4. Traditionally organs have always tried to synthesize (or voice) other instruments so it makes sense that a keyboard will remain the preferred method of synthesizing other instruments.
5. Midi output from a steel guitar might be something a steel guitar player would do on a budget in home recording session (as guitarist now do) but don’t use on actual live performances. I suspect that the variable delays in the electronics to detect the pitch and translate it into a midi signal may limit it’s usefulness to mainly recording sessions.
6. Midi sampling still can not duplicate the real instruments dynamics and related nuance sounds. For example, a sampled piano key note can not reproduce the sympathetic vibration of the other strings as that may have the dampers open etc. Ever had a classically trained piano player play a sampled keyboard? It drives them nuts. (Not just the keyboard dynamics, but the sound or note interaction as well!)
I do however see servo motors replacing the mechanical mechanisms replacing all the mechanical levers, rods, etc. being replaced with pots on the pedals and levers feeding a controller that moves small servo motors to pull or push strings as “programmed or tuned”. (Look at your modern automobile gas pedal, chances are it has a potentiometer or encoder on the pedal with an actuator controlling the throttle.) In addition if this technique is applied to the universal 10 string steel guitar (E9, C6, and 12 string type tuning on one neck), like the Delvis brand of steel guitars, it would be light and compact enough for us oldster’s to lug the instrument around.
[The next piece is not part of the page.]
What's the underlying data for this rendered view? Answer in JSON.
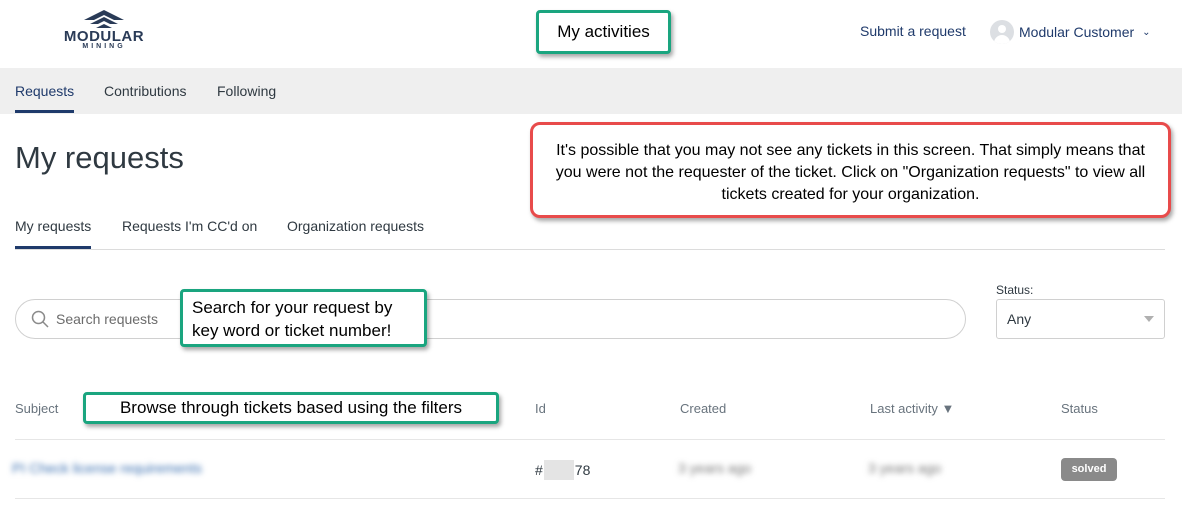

For steel guitar to make a come back, I think we have to stop trying to compete with guitar players playing flurries of notes as fast as possible. Maybe it is impressive to other steel players to show off how fast you can play, but it doesn’t’ set the instrument apart. If you listen to the classic country tunes you will hear those amazing fills and solos with relatively few notes. Playing as mentioned in the June 20, 2013 re-run of Bobbe’s newsletter.
Incidentally, have you noticed that accordions seem to be making a comeback? Also in the LA area, tubas are one of the most stolen instruments.
Tuba Raids’ Plague Schools in California
Give it some time, the sound of a steel guitar is unique, it will make a comeback, just don’t try and make or play it into something it is not.
Thanks for the newsletters! I appreciate every one of them!
Bob Hempker with a final comment. Accordions and tubas. I hope this doesn’t portend a comeback in oom-pah-pah bands.